Foi admitido o recurso para subir imediatamente, nos próprios autos e no efeito meramente devolutivo.


A Exma Representante do Ministério Público (RMP), junto deste Tribunal, no seu parecer, pronuncia-se por ser negado provimento ao recurso, por a recorrente não ter logrado fazer a prova da parte que a si lhe cabia, que permitisse concluir que a mesma tinha incorrido, efectivamente, no invocado custo, citando jurisprudência deste Tribunal que no mesmo sentido terão decidido.


Foram colhidos os vistos dos Exmos Adjuntos.


B. A fundamentação.
2. A questão decidenda. São as seguintes as questões a decidir: Se a sentença recorrida padece dos vícios formais de falta de fundamentação, de oposição dos fundamentos com a decisão e de omissão de pronúncia, conducentes à declaração da sua nulidade; E não padecendo, se a AT logrou provar o ónus probatório que sobre impendia em ordem a desconsiderar os custos contabilizados e declarados pela ora recorrente na respectiva declaração de rendimentos do exercício de 1992.


3. A matéria de facto.
Em sede de probatório a M. Juiz do tribunal “a quo” fixou a seguinte factualidade, a qual igualmente na íntegra se reproduz:
1. Em cumprimento da ordem de serviço n.º 56972, foi a escrita da impugnante objecto de fiscalização pela Equipa XX da 3.ª Divisão dos Serviços de Inspecção Tributária (Oriental) da Direcção Distrital de Finanças de Lisboa, relativamente ao exercício do ano de 1992; Cfr. doc. de fls. 21. e SS. dos autos (pg. 1 do Relatório de Inspecção).
2. Em resultado da qual foi elaborado relatório em que se propunha «a dedução aos custos do valor de 4.228.800$00, relativos a valor contabilizados que não cumprem os requisitos do artº 23.º do IRC, e foi sujeitos a liquidação adicional de IVA o valor de 504.000$00, por ter sido deduzido tendo como documento justificativo facturas que não cumprem a totalidade dos requisitos exigidos pelo artº 35 do CIVA», e que mereceu a concordância do Sr. Director Distrital de Finanças, por despacho de 02/06/1997; Cfr. doc. de fls. 21. e SS. dos autos (Capa e pgs 4 e 5 do Relatório de Inspecção).

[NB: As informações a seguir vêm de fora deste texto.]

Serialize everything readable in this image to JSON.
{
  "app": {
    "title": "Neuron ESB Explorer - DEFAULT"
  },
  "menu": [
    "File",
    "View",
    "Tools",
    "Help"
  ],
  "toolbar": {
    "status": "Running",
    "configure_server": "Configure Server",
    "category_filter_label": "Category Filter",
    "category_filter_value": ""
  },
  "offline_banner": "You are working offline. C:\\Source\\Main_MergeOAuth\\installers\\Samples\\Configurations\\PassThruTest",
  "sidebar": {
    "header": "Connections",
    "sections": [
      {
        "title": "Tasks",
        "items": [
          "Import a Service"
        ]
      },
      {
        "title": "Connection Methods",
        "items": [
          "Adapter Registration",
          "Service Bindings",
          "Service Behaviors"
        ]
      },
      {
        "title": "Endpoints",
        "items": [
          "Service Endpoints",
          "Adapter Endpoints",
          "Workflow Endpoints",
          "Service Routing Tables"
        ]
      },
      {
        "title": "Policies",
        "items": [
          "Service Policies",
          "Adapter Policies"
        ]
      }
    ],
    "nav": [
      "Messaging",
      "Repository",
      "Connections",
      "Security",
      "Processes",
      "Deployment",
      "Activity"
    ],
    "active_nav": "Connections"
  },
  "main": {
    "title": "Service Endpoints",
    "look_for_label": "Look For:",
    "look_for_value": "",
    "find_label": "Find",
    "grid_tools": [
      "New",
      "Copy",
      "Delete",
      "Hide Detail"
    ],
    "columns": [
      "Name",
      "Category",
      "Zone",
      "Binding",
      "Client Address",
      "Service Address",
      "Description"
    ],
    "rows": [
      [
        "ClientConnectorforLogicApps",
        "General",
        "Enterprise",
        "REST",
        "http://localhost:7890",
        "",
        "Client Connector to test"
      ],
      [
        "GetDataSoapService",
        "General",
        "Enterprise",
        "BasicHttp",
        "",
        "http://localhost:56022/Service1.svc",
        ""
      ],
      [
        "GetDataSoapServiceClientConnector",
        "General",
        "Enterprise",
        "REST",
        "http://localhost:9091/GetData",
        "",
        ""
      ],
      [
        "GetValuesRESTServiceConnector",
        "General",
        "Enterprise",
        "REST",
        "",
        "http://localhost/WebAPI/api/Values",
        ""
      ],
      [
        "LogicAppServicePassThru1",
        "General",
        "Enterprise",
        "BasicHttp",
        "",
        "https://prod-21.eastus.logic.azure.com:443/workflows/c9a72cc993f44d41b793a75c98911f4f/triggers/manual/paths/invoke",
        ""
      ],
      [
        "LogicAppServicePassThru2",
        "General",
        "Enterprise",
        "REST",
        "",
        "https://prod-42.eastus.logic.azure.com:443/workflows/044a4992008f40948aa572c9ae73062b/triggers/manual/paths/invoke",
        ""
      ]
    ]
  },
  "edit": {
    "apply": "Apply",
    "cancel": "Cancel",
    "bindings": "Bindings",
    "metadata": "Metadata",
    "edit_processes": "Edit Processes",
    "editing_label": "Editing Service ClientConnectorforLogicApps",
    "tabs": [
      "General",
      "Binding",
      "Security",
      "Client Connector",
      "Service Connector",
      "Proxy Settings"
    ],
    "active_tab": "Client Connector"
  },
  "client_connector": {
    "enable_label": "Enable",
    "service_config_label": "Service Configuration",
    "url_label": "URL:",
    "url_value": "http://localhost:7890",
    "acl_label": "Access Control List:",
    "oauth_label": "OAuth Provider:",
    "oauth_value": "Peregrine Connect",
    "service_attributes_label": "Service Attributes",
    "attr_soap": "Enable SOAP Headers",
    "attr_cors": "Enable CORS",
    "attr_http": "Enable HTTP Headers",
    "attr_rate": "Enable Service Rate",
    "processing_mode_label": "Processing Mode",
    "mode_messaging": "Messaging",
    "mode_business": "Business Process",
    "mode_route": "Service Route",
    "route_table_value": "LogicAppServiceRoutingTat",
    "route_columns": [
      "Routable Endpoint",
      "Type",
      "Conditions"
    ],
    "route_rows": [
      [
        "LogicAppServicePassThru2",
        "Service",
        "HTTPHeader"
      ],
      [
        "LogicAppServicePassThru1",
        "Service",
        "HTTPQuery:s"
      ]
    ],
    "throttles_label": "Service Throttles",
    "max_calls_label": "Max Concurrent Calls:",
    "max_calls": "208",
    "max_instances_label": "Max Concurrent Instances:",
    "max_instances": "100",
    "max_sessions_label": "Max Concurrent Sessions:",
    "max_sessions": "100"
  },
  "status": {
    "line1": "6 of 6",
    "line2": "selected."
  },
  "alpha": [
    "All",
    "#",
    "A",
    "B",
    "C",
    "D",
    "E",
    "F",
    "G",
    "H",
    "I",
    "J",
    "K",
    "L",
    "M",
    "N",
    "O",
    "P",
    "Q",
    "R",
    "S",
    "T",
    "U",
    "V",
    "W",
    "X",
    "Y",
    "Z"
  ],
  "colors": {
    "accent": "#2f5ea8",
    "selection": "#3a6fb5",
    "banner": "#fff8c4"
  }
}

3. Sendo que em tal relatório consta, além do mais, o seguinte
"III.2. Fornecimentos e Serviços Externos. Nesta rubrica de valor total de 14.028.898$ insere-se o montante de 7.216.700$ na subconta TRABALHOS ESPECIALIZADOS, referentes a prestações de serviços de um gabinete de contabilidade e a prestações de serviços debitados por uma empresa com relações especiais com a analisada - H..... Gestão ……….., SA. São três os lançamentos tendo como suporte facturas da H..... Gestão Patrimonial, SA, conforme o quadro seguinte:
Factura Data Valor IVA
1 93.7.1 1.575.000$ €7.856.070 252000$ €1.256,97
11 92-11-30 1.575000$ €7.856,07 252000$ €1.256,97
13 92-12-30 3.500000$ €17.457,93 560000$ € 2.793,27
Observando as três facturas concluí-se que para cada lançamento existem duas facturas, como no de Julho, em que existe a factura n.º 1 de 93-7-1 e anexa a factura n.º 6 de 1-7-92 e, notamos também, que a numeração utilizada não é impressa tipograficamente - letra diferente e desalinhada.

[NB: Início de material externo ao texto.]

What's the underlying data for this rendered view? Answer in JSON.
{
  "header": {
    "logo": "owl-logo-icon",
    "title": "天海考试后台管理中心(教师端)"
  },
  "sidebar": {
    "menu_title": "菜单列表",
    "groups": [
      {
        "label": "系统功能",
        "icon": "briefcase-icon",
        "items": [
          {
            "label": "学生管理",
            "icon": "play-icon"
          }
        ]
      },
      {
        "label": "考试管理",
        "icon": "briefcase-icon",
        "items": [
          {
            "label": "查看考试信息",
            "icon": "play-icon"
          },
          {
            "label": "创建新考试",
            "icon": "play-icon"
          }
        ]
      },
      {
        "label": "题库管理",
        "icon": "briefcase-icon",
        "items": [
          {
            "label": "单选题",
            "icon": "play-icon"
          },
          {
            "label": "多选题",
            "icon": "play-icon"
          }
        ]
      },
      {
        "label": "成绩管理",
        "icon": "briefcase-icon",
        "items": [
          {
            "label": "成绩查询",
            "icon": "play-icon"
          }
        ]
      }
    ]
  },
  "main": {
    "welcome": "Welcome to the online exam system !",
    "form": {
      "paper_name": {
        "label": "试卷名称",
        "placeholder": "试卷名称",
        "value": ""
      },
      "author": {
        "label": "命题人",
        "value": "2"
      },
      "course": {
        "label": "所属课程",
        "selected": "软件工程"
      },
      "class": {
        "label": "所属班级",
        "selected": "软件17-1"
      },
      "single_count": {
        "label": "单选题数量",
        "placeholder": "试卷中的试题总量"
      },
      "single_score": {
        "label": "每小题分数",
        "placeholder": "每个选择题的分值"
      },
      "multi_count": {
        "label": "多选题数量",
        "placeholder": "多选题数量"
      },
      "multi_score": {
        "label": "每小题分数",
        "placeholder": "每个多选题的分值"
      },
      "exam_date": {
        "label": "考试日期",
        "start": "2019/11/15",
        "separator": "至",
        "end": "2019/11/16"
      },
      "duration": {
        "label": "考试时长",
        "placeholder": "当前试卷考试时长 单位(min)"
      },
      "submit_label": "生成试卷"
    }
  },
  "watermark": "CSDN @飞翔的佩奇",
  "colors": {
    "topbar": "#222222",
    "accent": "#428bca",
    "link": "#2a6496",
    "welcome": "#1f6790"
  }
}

As duas primeiras facturas - Julho e Novembro não descriminam as prestações de serviço debitadas ao sujeito passivo analisado, pelo que não cumpre os requisitos da alínea b) do n.º5 do artº 35.º do CIVA, pelo que estes custos não se encontram comprovados por documento em forma legal, não se enquadrando no artº 23.º do IRC. As facturas aludidas não apresentam a totalidade dos requisitos legais e por outro lado, não se comprovam quais os serviços prestados, debitados nestas facturas, até porque existe uma terceira factura da H..... Gestão …………., SA, em que as prestações de serviços são descritas em pormenor. E, existem nesta mesma rubrica serviços prestados por um gabinete de contabilidade CAF, Contabilidade e Assuntos Fiscais, Lda. ­500050031.

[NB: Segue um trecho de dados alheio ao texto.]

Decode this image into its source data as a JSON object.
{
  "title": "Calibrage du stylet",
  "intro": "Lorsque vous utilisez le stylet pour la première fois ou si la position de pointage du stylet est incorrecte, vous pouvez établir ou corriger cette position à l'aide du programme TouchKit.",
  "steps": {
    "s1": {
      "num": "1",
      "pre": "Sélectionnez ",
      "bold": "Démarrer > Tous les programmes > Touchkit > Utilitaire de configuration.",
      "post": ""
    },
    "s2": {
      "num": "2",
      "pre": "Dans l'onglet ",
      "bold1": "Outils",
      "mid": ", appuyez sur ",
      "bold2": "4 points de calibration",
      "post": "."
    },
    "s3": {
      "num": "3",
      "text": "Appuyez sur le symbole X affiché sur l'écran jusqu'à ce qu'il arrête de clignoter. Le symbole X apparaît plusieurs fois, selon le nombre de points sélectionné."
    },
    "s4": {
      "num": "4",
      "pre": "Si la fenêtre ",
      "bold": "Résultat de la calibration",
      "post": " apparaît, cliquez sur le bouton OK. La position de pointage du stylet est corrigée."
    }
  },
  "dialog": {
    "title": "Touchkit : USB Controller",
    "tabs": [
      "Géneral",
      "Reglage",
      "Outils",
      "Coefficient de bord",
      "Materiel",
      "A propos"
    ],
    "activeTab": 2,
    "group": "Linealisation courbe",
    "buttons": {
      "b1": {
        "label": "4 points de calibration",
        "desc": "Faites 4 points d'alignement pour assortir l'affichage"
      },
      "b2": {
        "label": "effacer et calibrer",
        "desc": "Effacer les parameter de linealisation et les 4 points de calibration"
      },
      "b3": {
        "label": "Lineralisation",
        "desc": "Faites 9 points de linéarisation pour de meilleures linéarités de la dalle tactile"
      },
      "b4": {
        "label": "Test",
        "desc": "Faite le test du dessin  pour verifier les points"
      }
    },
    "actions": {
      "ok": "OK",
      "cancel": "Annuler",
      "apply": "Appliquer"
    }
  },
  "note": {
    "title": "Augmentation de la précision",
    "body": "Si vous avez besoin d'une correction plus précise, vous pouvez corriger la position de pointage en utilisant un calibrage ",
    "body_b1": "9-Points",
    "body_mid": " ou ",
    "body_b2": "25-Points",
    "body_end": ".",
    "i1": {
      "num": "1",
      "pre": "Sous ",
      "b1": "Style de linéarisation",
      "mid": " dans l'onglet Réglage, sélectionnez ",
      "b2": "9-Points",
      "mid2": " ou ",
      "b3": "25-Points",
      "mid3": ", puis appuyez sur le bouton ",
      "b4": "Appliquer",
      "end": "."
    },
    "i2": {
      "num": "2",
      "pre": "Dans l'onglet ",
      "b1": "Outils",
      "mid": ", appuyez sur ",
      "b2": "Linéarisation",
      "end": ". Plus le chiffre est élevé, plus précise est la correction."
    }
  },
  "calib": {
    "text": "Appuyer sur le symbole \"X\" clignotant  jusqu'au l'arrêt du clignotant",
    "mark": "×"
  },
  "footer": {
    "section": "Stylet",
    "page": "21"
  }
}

Face ao exposto deduzimos ao valor dos custos o montante destas facturas de 3.150.000$, por não se enquadrarem no artº 23.º do IRC e o valor de 504.000$ de IVA será sujeito a liquidação adicional, por ter sido deduzido, tendo por suporte facturas que não cumprem as normas do artº 35.º do CIVA.
A conta DESLOCAÇÃES E ESTADAS regista o valor de 1 540 000$ sendo o montante de 1.078.800$ justificado como deslocações, do único gerente remunerado, em viatura própria - ver Anexo V -. Tendo em consideração a existência de viaturas no imobilizado da sociedade e que o suporte documental não comprova a necessidade do custo contabilizado para a formação dos proveitos, este valor não se enquadra no artº 23.º do IRC, pelo que deduzimos aos custos a quantia de 1078800$.»; cf. doc. de fls. 21. e 88. dos autos (pg. 3 e 4 do Relatório de Inspecção)­
4) Em 17/04/97, a Técnica Economista que havia elaborado o relatório de inspecção descrito em 2., procedeu ao preenchimento do Mapa de Apuramento de IRC - Mod. DC-22, relativo ao exercício de 1992, aí inscrevendo nos campos 201 (Resultados Líquidos), 240 e 261 (Total das Correcções) o valor positivo de 4.228.800$00; €21.093,17 no campo 262 (Lucro Tributável Declarado), o valor positivo de 3.000.360$00, €14.965,73 e no campo 263 (Lucro Tributável Corrigido) o valor de 7.229.160$00; €36.058,90 cf. doc. de fls. 19 e 20 dos autos (Mapa de Apuramento de IRC –Mod. DC-22).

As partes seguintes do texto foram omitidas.